Metalworks in various locations in the UK

John Warner and Sons was a metalworks and bellfoundry based in various locations in the UK, established in 1739 and dissolved in 1949.

==Previous businesses==
A company was founded by Jacob Warner, a Quaker, in 1739 and originally produced water pumps, fire engines, and beer engines. His sons, John & Tomson Warner, then formed a separate metal working business at a house known as Three Bells and a Star in Wood Street, Cheapside; by 1763 they were casting bells and later moved to Fore Street, Cripplegate. In 1782 the Warner brothers dissolved their partnership, John moved to Fleet Street and Tomson remained in Cripplegate.

==Notable bells==
Warners had a large output of bells, and Warner bells can be found throughout the world. Some of their notable bells including the clock chime at the Houses of Parliament, were cast at their foundry in Jewin Crescent, Cripplegate. The larger Big Ben was cast at Norton, near Stockton-on-Tees and later had to be re-cast by the Whitechapel Bell Foundry, however the four smaller quarter bells are still the Warner originals. In 1913, Warners cast a ring of 12 bells for Chelmsford Cathedral, the heaviest weighing 34cwt and sounding note C.

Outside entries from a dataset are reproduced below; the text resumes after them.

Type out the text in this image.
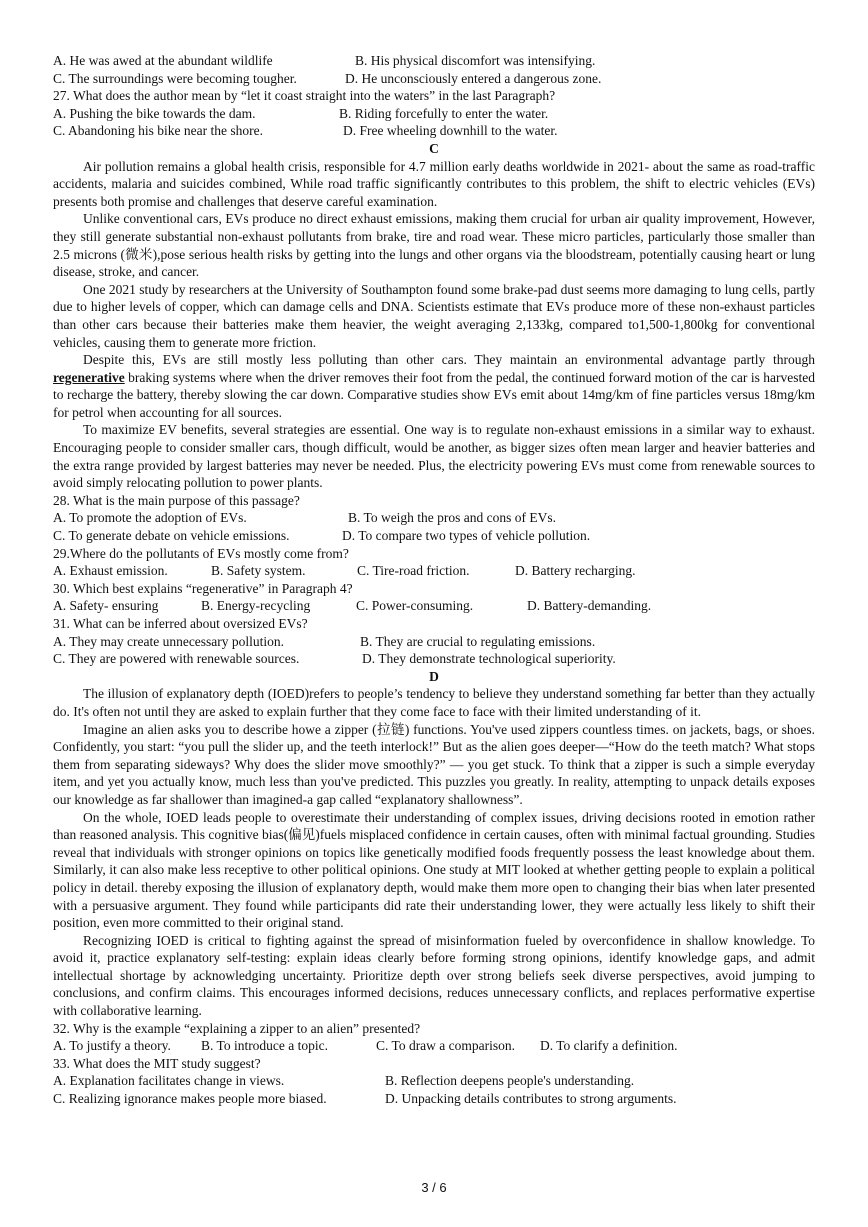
A. He was awed at the abundant wildlife	B. His physical discomfort was intensifying.
C. The surroundings were becoming tougher.	D. He unconsciously entered a dangerous zone.
27. What does the author mean by “let it coast straight into the waters” in the last Paragraph?
A. Pushing the bike towards the dam.	B. Riding forcefully to enter the water.
C. Abandoning his bike near the shore.	D. Free wheeling downhill to the water.
C

Air pollution remains a global health crisis, responsible for 4.7 million early deaths worldwide in 2021- about the same as road-traffic accidents, malaria and suicides combined, While road traffic significantly contributes to this problem, the shift to electric vehicles (EVs) presents both promise and challenges that deserve careful examination.

Unlike conventional cars, EVs produce no direct exhaust emissions, making them crucial for urban air quality improvement, However, they still generate substantial non-exhaust pollutants from brake, tire and road wear. These micro particles, particularly those smaller than 2.5 microns (微米),pose serious health risks by getting into the lungs and other organs via the bloodstream, potentially causing heart or lung disease, stroke, and cancer.

One 2021 study by researchers at the University of Southampton found some brake-pad dust seems more damaging to lung cells, partly due to higher levels of copper, which can damage cells and DNA. Scientists estimate that EVs produce more of these non-exhaust particles than other cars because their batteries make them heavier, the weight averaging 2,133kg, compared to1,500-1,800kg for conventional vehicles, causing them to generate more friction.

Despite this, EVs are still mostly less polluting than other cars. They maintain an environmental advantage partly through regenerative braking systems where when the driver removes their foot from the pedal, the continued forward motion of the car is harvested to recharge the battery, thereby slowing the car down. Comparative studies show EVs emit about 14mg/km of fine particles versus 18mg/km for petrol when accounting for all sources.

To maximize EV benefits, several strategies are essential. One way is to regulate non-exhaust emissions in a similar way to exhaust. Encouraging people to consider smaller cars, though difficult, would be another, as bigger sizes often mean larger and heavier batteries and the extra range provided by largest batteries may never be needed. Plus, the electricity powering EVs must come from renewable sources to avoid simply relocating pollution to power plants.

28. What is the main purpose of this passage?
A. To promote the adoption of EVs.	B. To weigh the pros and cons of EVs.
C. To generate debate on vehicle emissions.	D. To compare two types of vehicle pollution.
29.Where do the pollutants of EVs mostly come from?
A. Exhaust emission.	B. Safety system.	C. Tire-road friction.	D. Battery recharging.
30. Which best explains “regenerative” in Paragraph 4?
A. Safety- ensuring	B. Energy-recycling	C. Power-consuming.	D. Battery-demanding.
31. What can be inferred about oversized EVs?
A. They may create unnecessary pollution.	B. They are crucial to regulating emissions.
C. They are powered with renewable sources.	D. They demonstrate technological superiority.
D

The illusion of explanatory depth (IOED)refers to people’s tendency to believe they understand something far better than they actually do. It's often not until they are asked to explain further that they come face to face with their limited understanding of it.

Imagine an alien asks you to describe howe a zipper (拉链) functions. You've used zippers countless times. on jackets, bags, or shoes. Confidently, you start: “you pull the slider up, and the teeth interlock!” But as the alien goes deeper—“How do the teeth match? What stops them from separating sideways? Why does the slider move smoothly?” — you get stuck. To think that a zipper is such a simple everyday item, and yet you actually know, much less than you've predicted. This puzzles you greatly. In reality, attempting to unpack details exposes our knowledge as far shallower than imagined-a gap called “explanatory shallowness”.

On the whole, IOED leads people to overestimate their understanding of complex issues, driving decisions rooted in emotion rather than reasoned analysis. This cognitive bias(偏见)fuels misplaced confidence in certain causes, often with minimal factual grounding. Studies reveal that individuals with stronger opinions on topics like genetically modified foods frequently possess the least knowledge about them. Similarly, it can also make less receptive to other political opinions. One study at MIT looked at whether getting people to explain a political policy in detail. thereby exposing the illusion of explanatory depth, would make them more open to changing their bias when later presented with a persuasive argument. They found while participants did rate their understanding lower, they were actually less likely to shift their position, even more committed to their original stand.

Recognizing IOED is critical to fighting against the spread of misinformation fueled by overconfidence in shallow knowledge. To avoid it, practice explanatory self-testing: explain ideas clearly before forming strong opinions, identify knowledge gaps, and admit intellectual shortage by acknowledging uncertainty. Prioritize depth over strong beliefs seek diverse perspectives, avoid jumping to conclusions, and confirm claims. This encourages informed decisions, reduces unnecessary conflicts, and replaces performative expertise with collaborative learning.

32. Why is the example “explaining a zipper to an alien” presented?
A. To justify a theory.	B. To introduce a topic.	C. To draw a comparison.	D. To clarify a definition.
33. What does the MIT study suggest?
A. Explanation facilitates change in views.	B. Reflection deepens people's understanding.
C. Realizing ignorance makes people more biased.	D. Unpacking details contributes to strong arguments.
3 / 6
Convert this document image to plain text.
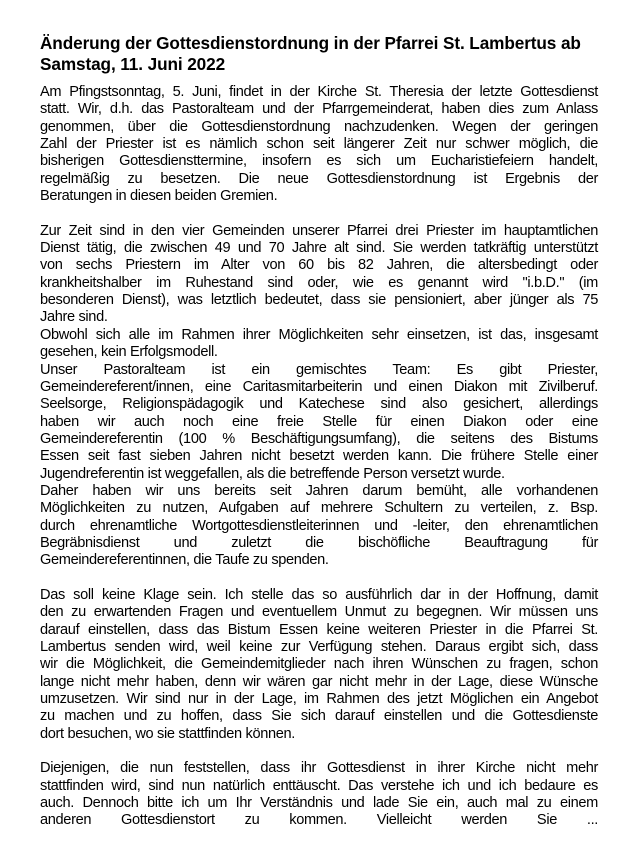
Änderung der Gottesdienstordnung in der Pfarrei St. Lambertus ab
Samstag, 11. Juni 2022

Am Pfingstsonntag, 5. Juni, findet in der Kirche St. Theresia der letzte Gottesdienst
statt. Wir, d.h. das Pastoralteam und der Pfarrgemeinderat, haben dies zum Anlass
genommen, über die Gottesdienstordnung nachzudenken. Wegen der geringen
Zahl der Priester ist es nämlich schon seit längerer Zeit nur schwer möglich, die
bisherigen Gottesdiensttermine, insofern es sich um Eucharistiefeiern handelt,
regelmäßig zu besetzen. Die neue Gottesdienstordnung ist Ergebnis der
Beratungen in diesen beiden Gremien.

Zur Zeit sind in den vier Gemeinden unserer Pfarrei drei Priester im hauptamtlichen
Dienst tätig, die zwischen 49 und 70 Jahre alt sind. Sie werden tatkräftig unterstützt
von sechs Priestern im Alter von 60 bis 82 Jahren, die altersbedingt oder
krankheitshalber im Ruhestand sind oder, wie es genannt wird "i.b.D." (im
besonderen Dienst), was letztlich bedeutet, dass sie pensioniert, aber jünger als 75
Jahre sind.

Obwohl sich alle im Rahmen ihrer Möglichkeiten sehr einsetzen, ist das, insgesamt
gesehen, kein Erfolgsmodell.

Unser Pastoralteam ist ein gemischtes Team: Es gibt Priester,
Gemeindereferent/innen, eine Caritasmitarbeiterin und einen Diakon mit Zivilberuf.
Seelsorge, Religionspädagogik und Katechese sind also gesichert, allerdings
haben wir auch noch eine freie Stelle für einen Diakon oder eine
Gemeindereferentin (100 % Beschäftigungsumfang), die seitens des Bistums
Essen seit fast sieben Jahren nicht besetzt werden kann. Die frühere Stelle einer
Jugendreferentin ist weggefallen, als die betreffende Person versetzt wurde.

Daher haben wir uns bereits seit Jahren darum bemüht, alle vorhandenen
Möglichkeiten zu nutzen, Aufgaben auf mehrere Schultern zu verteilen, z. Bsp.
durch ehrenamtliche Wortgottesdienstleiterinnen und -leiter, den ehrenamtlichen
Begräbnisdienst und zuletzt die bischöfliche Beauftragung für
Gemeindereferentinnen, die Taufe zu spenden.

Das soll keine Klage sein. Ich stelle das so ausführlich dar in der Hoffnung, damit
den zu erwartenden Fragen und eventuellem Unmut zu begegnen. Wir müssen uns
darauf einstellen, dass das Bistum Essen keine weiteren Priester in die Pfarrei St.
Lambertus senden wird, weil keine zur Verfügung stehen. Daraus ergibt sich, dass
wir die Möglichkeit, die Gemeindemitglieder nach ihren Wünschen zu fragen, schon
lange nicht mehr haben, denn wir wären gar nicht mehr in der Lage, diese Wünsche
umzusetzen. Wir sind nur in der Lage, im Rahmen des jetzt Möglichen ein Angebot
zu machen und zu hoffen, dass Sie sich darauf einstellen und die Gottesdienste
dort besuchen, wo sie stattfinden können.

Diejenigen, die nun feststellen, dass ihr Gottesdienst in ihrer Kirche nicht mehr
stattfinden wird, sind nun natürlich enttäuscht. Das verstehe ich und ich bedaure es
auch. Dennoch bitte ich um Ihr Verständnis und lade Sie ein, auch mal zu einem
anderen Gottesdienstort zu kommen. Vielleicht werden Sie ...
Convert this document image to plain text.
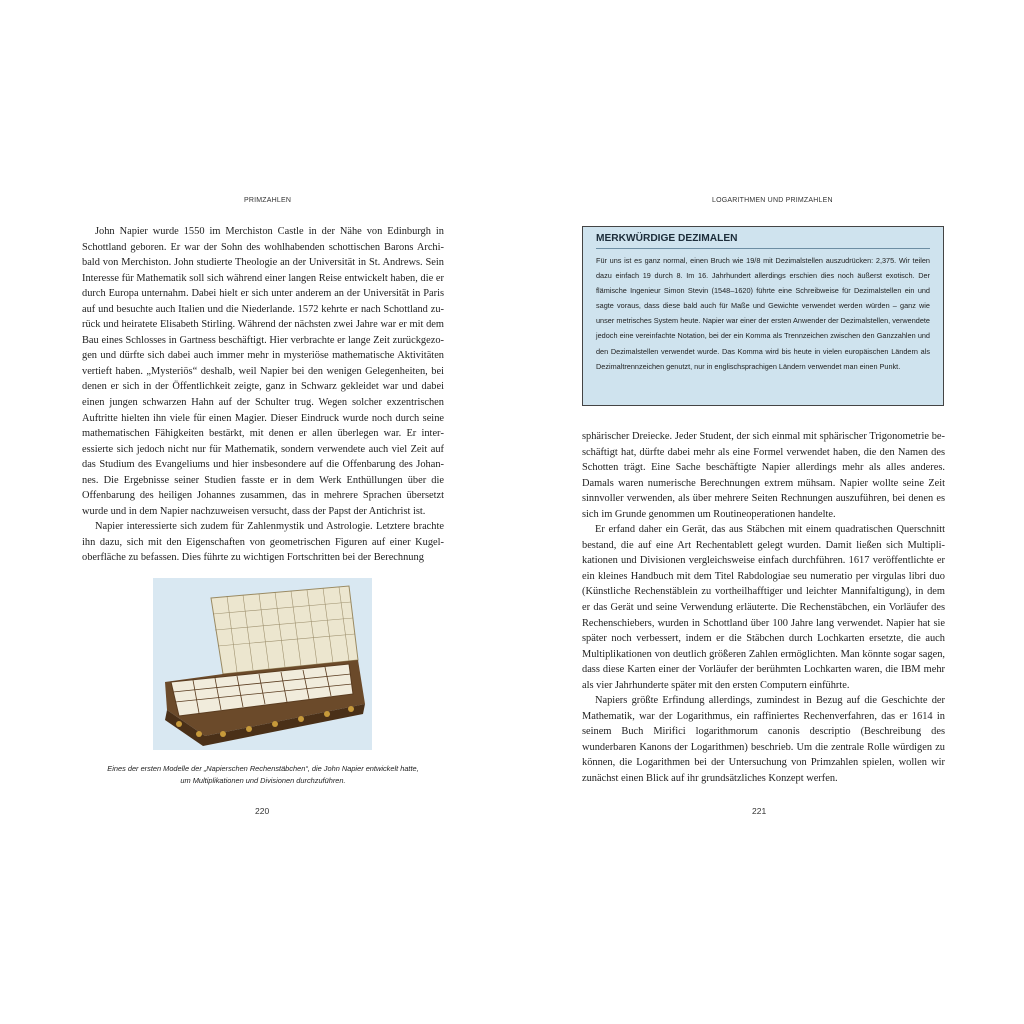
PRIMZAHLEN

John Napier wurde 1550 im Merchiston Castle in der Nähe von Edinburgh in Schottland geboren. Er war der Sohn des wohlhabenden schottischen Barons Archibald von Merchiston. John studierte Theologie an der Universität in St. Andrews. Sein Interesse für Mathematik soll sich während einer langen Reise entwickelt haben, die er durch Europa unternahm. Dabei hielt er sich unter anderem an der Universität in Paris auf und besuchte auch Italien und die Niederlande. 1572 kehrte er nach Schottland zurück und heiratete Elisabeth Stirling. Während der nächsten zwei Jahre war er mit dem Bau eines Schlosses in Gartness beschäftigt. Hier verbrachte er lange Zeit zurückgezogen und dürfte sich dabei auch immer mehr in mysteriöse mathematische Aktivitäten vertieft haben. „Mysteriös“ deshalb, weil Napier bei den wenigen Gelegenheiten, bei denen er sich in der Öffentlichkeit zeigte, ganz in Schwarz gekleidet war und dabei einen jungen schwarzen Hahn auf der Schulter trug. Wegen solcher exzentrischen Auftritte hielten ihn viele für einen Magier. Dieser Eindruck wurde noch durch seine mathematischen Fähigkeiten bestärkt, mit denen er allen überlegen war. Er interessierte sich jedoch nicht nur für Mathematik, sondern verwendete auch viel Zeit auf das Studium des Evangeliums und hier insbesondere auf die Offenbarung des Johannes. Die Ergebnisse seiner Studien fasste er in dem Werk Enthüllungen über die Offenbarung des heiligen Johannes zusammen, das in mehrere Sprachen übersetzt wurde und in dem Napier nachzuweisen versucht, dass der Papst der Antichrist ist.

Napier interessierte sich zudem für Zahlenmystik und Astrologie. Letztere brachte ihn dazu, sich mit den Eigenschaften von geometrischen Figuren auf einer Kugeloberfläche zu befassen. Dies führte zu wichtigen Fortschritten bei der Berechnung

Eines der ersten Modelle der „Napierschen Rechenstäbchen“, die John Napier entwickelt hatte,
um Multiplikationen und Divisionen durchzuführen.
220
LOGARITHMEN UND PRIMZAHLEN
MERKWÜRDIGE DEZIMALEN
Für uns ist es ganz normal, einen Bruch wie 19/8 mit Dezimalstellen auszudrücken: 2,375. Wir teilen dazu einfach 19 durch 8. Im 16. Jahrhundert allerdings erschien dies noch äußerst exotisch. Der flämische Ingenieur Simon Stevin (1548–1620) führte eine Schreibweise für Dezimalstellen ein und sagte voraus, dass diese bald auch für Maße und Gewichte verwendet werden würden – ganz wie unser metrisches System heute. Napier war einer der ersten Anwender der Dezimalstellen, verwendete jedoch eine vereinfachte Notation, bei der ein Komma als Trennzeichen zwischen den Ganzzahlen und den Dezimalstellen verwendet wurde. Das Komma wird bis heute in vielen europäischen Ländern als Dezimaltrennzeichen genutzt, nur in englischsprachigen Ländern verwendet man einen Punkt.

sphärischer Dreiecke. Jeder Student, der sich einmal mit sphärischer Trigonometrie beschäftigt hat, dürfte dabei mehr als eine Formel verwendet haben, die den Namen des Schotten trägt. Eine Sache beschäftigte Napier allerdings mehr als alles anderes. Damals waren numerische Berechnungen extrem mühsam. Napier wollte seine Zeit sinnvoller verwenden, als über mehrere Seiten Rechnungen auszuführen, bei denen es sich im Grunde genommen um Routineoperationen handelte.

Er erfand daher ein Gerät, das aus Stäbchen mit einem quadratischen Querschnitt bestand, die auf eine Art Rechentablett gelegt wurden. Damit ließen sich Multiplikationen und Divisionen vergleichsweise einfach durchführen. 1617 veröffentlichte er ein kleines Handbuch mit dem Titel Rabdologiae seu numeratio per virgulas libri duo (Künstliche Rechenstäblein zu vortheilhafftiger und leichter Mannifaltigung), in dem er das Gerät und seine Verwendung erläuterte. Die Rechenstäbchen, ein Vorläufer des Rechenschiebers, wurden in Schottland über 100 Jahre lang verwendet. Napier hat sie später noch verbessert, indem er die Stäbchen durch Lochkarten ersetzte, die auch Multiplikationen von deutlich größeren Zahlen ermöglichten. Man könnte sogar sagen, dass diese Karten einer der Vorläufer der berühmten Lochkarten waren, die IBM mehr als vier Jahrhunderte später mit den ersten Computern einführte.

Napiers größte Erfindung allerdings, zumindest in Bezug auf die Geschichte der Mathematik, war der Logarithmus, ein raffiniertes Rechenverfahren, das er 1614 in seinem Buch Mirifici logarithmorum canonis descriptio (Beschreibung des wunderbaren Kanons der Logarithmen) beschrieb. Um die zentrale Rolle würdigen zu können, die Logarithmen bei der Untersuchung von Primzahlen spielen, wollen wir zunächst einen Blick auf ihr grundsätzliches Konzept werfen.

221
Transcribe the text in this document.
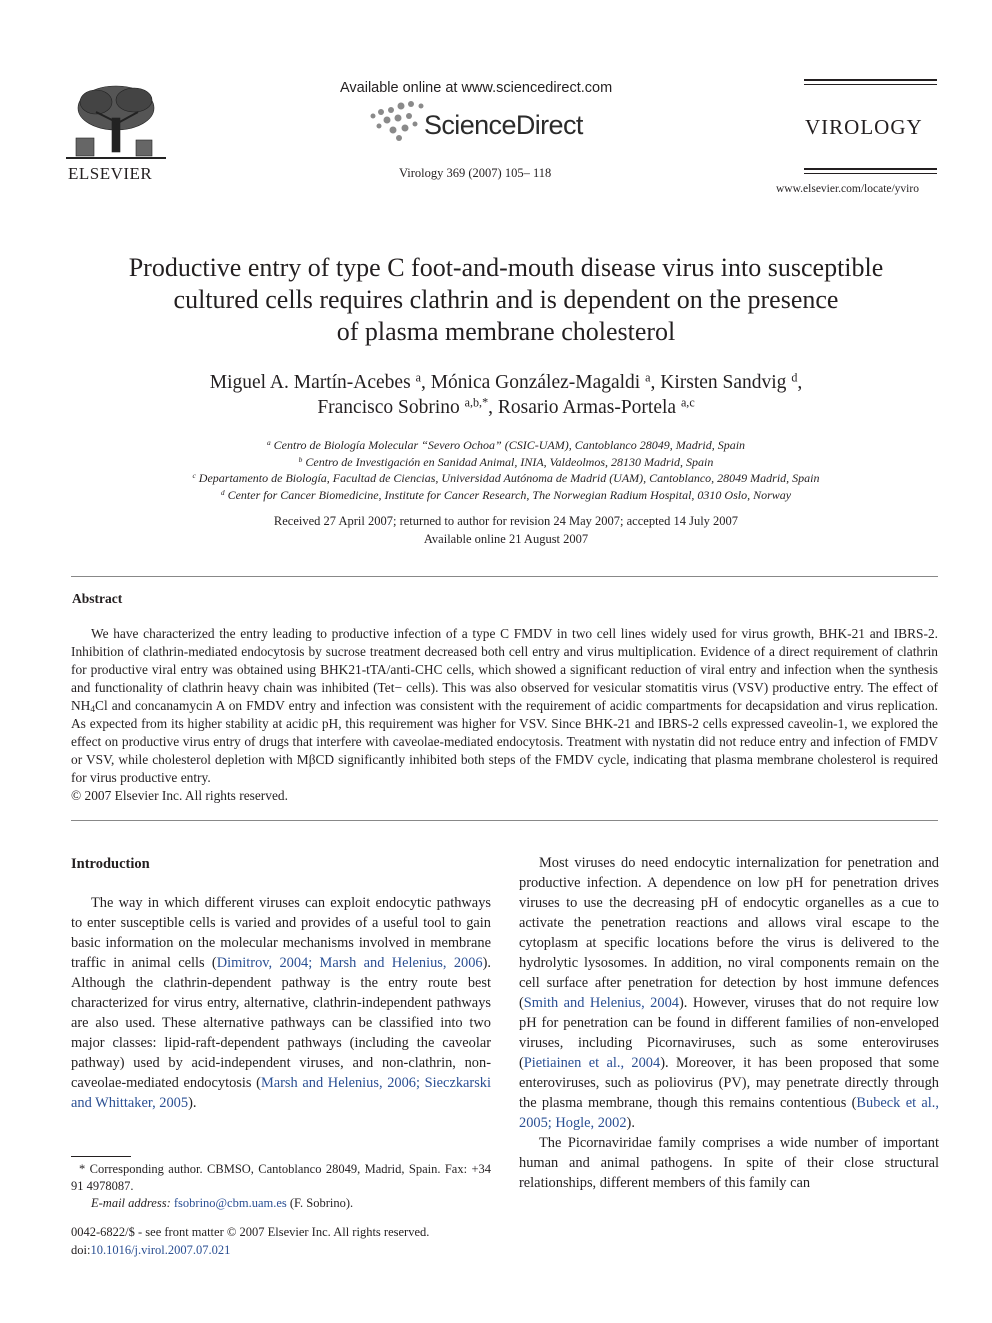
ELSEVIER
Available online at www.sciencedirect.com
ScienceDirect
Virology 369 (2007) 105– 118
VIROLOGY
www.elsevier.com/locate/yviro
Productive entry of type C foot-and-mouth disease virus into susceptible
cultured cells requires clathrin and is dependent on the presence
of plasma membrane cholesterol
Miguel A. Martín-Acebes $^a$, Mónica González-Magaldi $^a$, Kirsten Sandvig $^d$,
Francisco Sobrino $^{a,b,*}$, Rosario Armas-Portela $^{a,c}$
$^a$ Centro de Biología Molecular “Severo Ochoa” (CSIC-UAM), Cantoblanco 28049, Madrid, Spain
$^b$ Centro de Investigación en Sanidad Animal, INIA, Valdeolmos, 28130 Madrid, Spain
$^c$ Departamento de Biología, Facultad de Ciencias, Universidad Autónoma de Madrid (UAM), Cantoblanco, 28049 Madrid, Spain
$^d$ Center for Cancer Biomedicine, Institute for Cancer Research, The Norwegian Radium Hospital, 0310 Oslo, Norway
Received 27 April 2007; returned to author for revision 24 May 2007; accepted 14 July 2007
Available online 21 August 2007
Abstract
We have characterized the entry leading to productive infection of a type C FMDV in two cell lines widely used for virus growth, BHK-21 and IBRS-2. Inhibition of clathrin-mediated endocytosis by sucrose treatment decreased both cell entry and virus multiplication. Evidence of a direct requirement of clathrin for productive viral entry was obtained using BHK21-tTA/anti-CHC cells, which showed a significant reduction of viral entry and infection when the synthesis and functionality of clathrin heavy chain was inhibited (Tet− cells). This was also observed for vesicular stomatitis virus (VSV) productive entry. The effect of $NH_4Cl$ and concanamycin A on FMDV entry and infection was consistent with the requirement of acidic compartments for decapsidation and virus replication. As expected from its higher stability at acidic pH, this requirement was higher for VSV. Since BHK-21 and IBRS-2 cells expressed caveolin-1, we explored the effect on productive virus entry of drugs that interfere with caveolae-mediated endocytosis. Treatment with nystatin did not reduce entry and infection of FMDV or VSV, while cholesterol depletion with MβCD significantly inhibited both steps of the FMDV cycle, indicating that plasma membrane cholesterol is required for virus productive entry.
© 2007 Elsevier Inc. All rights reserved.
Introduction

The way in which different viruses can exploit endocytic pathways to enter susceptible cells is varied and provides of a useful tool to gain basic information on the molecular mechanisms involved in membrane traffic in animal cells (Dimitrov, 2004; Marsh and Helenius, 2006). Although the clathrin-dependent pathway is the entry route best characterized for virus entry, alternative, clathrin-independent pathways are also used. These alternative pathways can be classified into two major classes: lipid-raft-dependent pathways (including the caveolar pathway) used by acid-independent viruses, and non-clathrin, non-caveolae-mediated endocytosis (Marsh and Helenius, 2006; Sieczkarski and Whittaker, 2005).

Most viruses do need endocytic internalization for penetration and productive infection. A dependence on low pH for penetration drives viruses to use the decreasing pH of endocytic organelles as a cue to activate the penetration reactions and allows viral escape to the cytoplasm at specific locations before the virus is delivered to the hydrolytic lysosomes. In addition, no viral components remain on the cell surface after penetration for detection by host immune defences (Smith and Helenius, 2004). However, viruses that do not require low pH for penetration can be found in different families of non-enveloped viruses, including Picornaviruses, such as some enteroviruses (Pietiainen et al., 2004). Moreover, it has been proposed that some enteroviruses, such as poliovirus (PV), may penetrate directly through the plasma membrane, though this remains contentious (Bubeck et al., 2005; Hogle, 2002).

The Picornaviridae family comprises a wide number of important human and animal pathogens. In spite of their close structural relationships, different members of this family can

* Corresponding author. CBMSO, Cantoblanco 28049, Madrid, Spain. Fax: +34 91 4978087.

E-mail address: fsobrino@cbm.uam.es (F. Sobrino).

0042-6822/$ - see front matter © 2007 Elsevier Inc. All rights reserved.
doi:10.1016/j.virol.2007.07.021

A notable peal of bells from this foundry is located in Sacred Heart Basilica, Timaru and the first set of bells in Wellington, New Zealand, at St Peter's Anglican Church, were made by John Warner & Sons.

John Warner & Sons also cast the 19 bells the Royal Basilica of Saint Francis the Great in Madrid, Spain. For a time, this was the only ring of change ringing bells in mainland Europe.